Item showing how the state of Arizona is helping the Navaho Indians re-establish themselves.
Titles read: "THE LAST REFUGE - A TALE OF THE NAVAJO".
Navajo Desert, Arizona, United States of America.
Various good shots show life for American-Indians of the Navajo tribe. Scenic shots of the rocky and barren countryside; American-Indians with bare chests act out horse herding as it would have been 100 years previously. We then see Indians of the same tribe in the present day (1940), herding sheep. We see a typical Navajo dwelling, decorated inside with traditional woven blankets. Women sitting outside the hut weave blankets; a man sits polishing some hand-crafted jewellery.
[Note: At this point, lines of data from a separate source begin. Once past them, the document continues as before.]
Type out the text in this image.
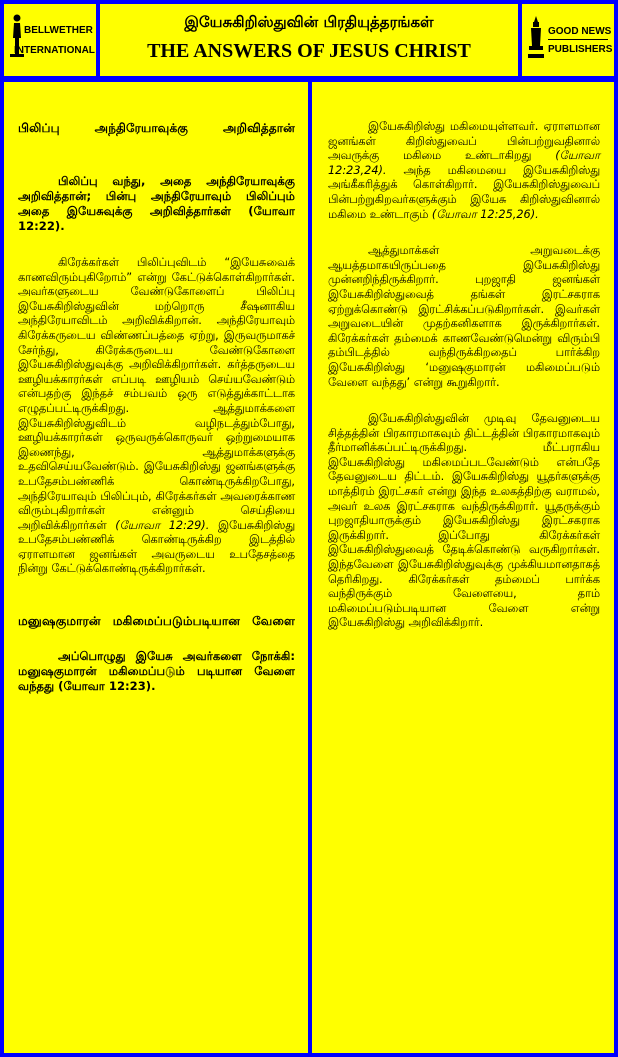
BELLWETHER
INTERNATIONAL
இயேசுகிறிஸ்துவின் பிரதியுத்தரங்கள்
THE ANSWERS OF JESUS CHRIST
GOOD NEWS
PUBLISHERS

பிலிப்பு அந்திரேயாவுக்கு அறிவித்தான்

பிலிப்பு வந்து, அதை அந்திரேயாவுக்கு அறிவித்தான்; பின்பு அந்திரேயாவும் பிலிப்பும் அதை இயேசுவுக்கு அறிவித்தார்கள் (யோவா 12:22).

கிரேக்கர்கள் பிலிப்புவிடம் “இயேசுவைக் காணவிரும்புகிறோம்” என்று கேட்டுக்கொள்கிறார்கள். அவர்களுடைய வேண்டுகோளைப் பிலிப்பு இயேசுகிறிஸ்துவின் மற்றொரு சீஷனாகிய அந்திரேயாவிடம் அறிவிக்கிறான். அந்திரேயாவும் கிரேக்கருடைய விண்ணப்பத்தை ஏற்று, இருவருமாகச் சேர்ந்து, கிரேக்கருடைய வேண்டுகோளை இயேசுகிறிஸ்துவுக்கு அறிவிக்கிறார்கள். கர்த்தருடைய ஊழியக்காரர்கள் எப்படி ஊழியம் செய்யவேண்டும் என்பதற்கு இந்தச் சம்பவம் ஒரு எடுத்துக்காட்டாக எழுதப்பட்டிருக்கிறது. ஆத்துமாக்களை இயேசுகிறிஸ்துவிடம் வழிநடத்தும்போது, ஊழியக்காரர்கள் ஒருவருக்கொருவர் ஒற்றுமையாக இணைந்து, ஆத்துமாக்களுக்கு உதவிசெய்யவேண்டும். இயேசுகிறிஸ்து ஜனங்களுக்கு உபதேசம்பண்ணிக் கொண்டிருக்கிறபோது, அந்திரேயாவும் பிலிப்பும், கிரேக்கர்கள் அவரைக்காண விரும்புகிறார்கள் என்னும் செய்தியை அறிவிக்கிறார்கள் (யோவா 12:29). இயேசுகிறிஸ்து உபதேசம்பண்ணிக் கொண்டிருக்கிற இடத்தில் ஏராளமான ஜனங்கள் அவருடைய உபதேசத்தை நின்று கேட்டுக்கொண்டிருக்கிறார்கள்.

மனுஷகுமாரன் மகிமைப்படும்படியான வேளை

அப்பொழுது இயேசு அவர்களை நோக்கி: மனுஷகுமாரன் மகிமைப்படும் படியான வேளை வந்தது (யோவா 12:23).

இயேசுகிறிஸ்து மகிமையுள்ளவர். ஏராளமான ஜனங்கள் கிறிஸ்துவைப் பின்பற்றுவதினால் அவருக்கு மகிமை உண்டாகிறது (யோவா 12:23,24). அந்த மகிமையை இயேசுகிறிஸ்து அங்கீகரித்துக் கொள்கிறார். இயேசுகிறிஸ்துவைப் பின்பற்றுகிறவர்களுக்கும் இயேசு கிறிஸ்துவினால் மகிமை உண்டாகும் (யோவா 12:25,26).

ஆத்துமாக்கள் அறுவடைக்கு ஆயத்தமாகயிருப்பதை இயேசுகிறிஸ்து முன்னறிந்திருக்கிறார். புறஜாதி ஜனங்கள் இயேசுகிறிஸ்துவைத் தங்கள் இரட்சகராக ஏற்றுக்கொண்டு இரட்சிக்கப்படுகிறார்கள். இவர்கள் அறுவடையின் முதற்கனிகளாக இருக்கிறார்கள். கிரேக்கர்கள் தம்மைக் காணவேண்டுமென்று விரும்பி தம்பிடத்தில் வந்திருக்கிறதைப் பார்க்கிற இயேசுகிறிஸ்து ‘மனுஷகுமாரன் மகிமைப்படும் வேளை வந்தது’ என்று கூறுகிறார்.

இயேசுகிறிஸ்துவின் முடிவு தேவனுடைய சித்தத்தின் பிரகாரமாகவும் திட்டத்தின் பிரகாரமாகவும் தீர்மானிக்கப்பட்டிருக்கிறது. மீட்பராகிய இயேசுகிறிஸ்து மகிமைப்படவேண்டும் என்பதே தேவனுடைய திட்டம். இயேசுகிறிஸ்து யூதர்களுக்கு மாத்திரம் இரட்சகர் என்று இந்த உலகத்திற்கு வராமல், அவர் உலக இரட்சகராக வந்திருக்கிறார். யூதருக்கும் புறஜாதியாருக்கும் இயேசுகிறிஸ்து இரட்சகராக இருக்கிறார். இப்போது கிரேக்கர்கள் இயேசுகிறிஸ்துவைத் தேடிக்கொண்டு வருகிறார்கள். இந்தவேளை இயேசுகிறிஸ்துவுக்கு முக்கியமானதாகத் தெரிகிறது. கிரேக்கர்கள் தம்மைப் பார்க்க வந்திருக்கும் வேளையை, தாம் மகிமைப்படும்படியான வேளை என்று இயேசுகிறிஸ்து அறிவிக்கிறார்.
At technical colleges we see Navajo Indian women working at crafts "they can follow profitably when they finish their training" - weaving and embroidery. Young men are instructed in metalwork and woodwork, that "will make them useful members of the community".
Children are taken to an elementary school in a rural area by their parents. While the children learn to read and write (Navajo has no written language), their mothers use sewing machines and their fathers have haircuts and mend their boots. Several shots of a maternity ward in a hospital; babies in cots.
In the desert we see sheep grazing on what little grass is there. Scrawny horses are herded along and into enclosures. Men work to construct reservoirs to irrigate the land to bring it back to fertility and make it suitable for farming. Farmers plough land. Sheep graze on grassy land. Commentator talks of the Indians' plight and of how the State is coming to their aid.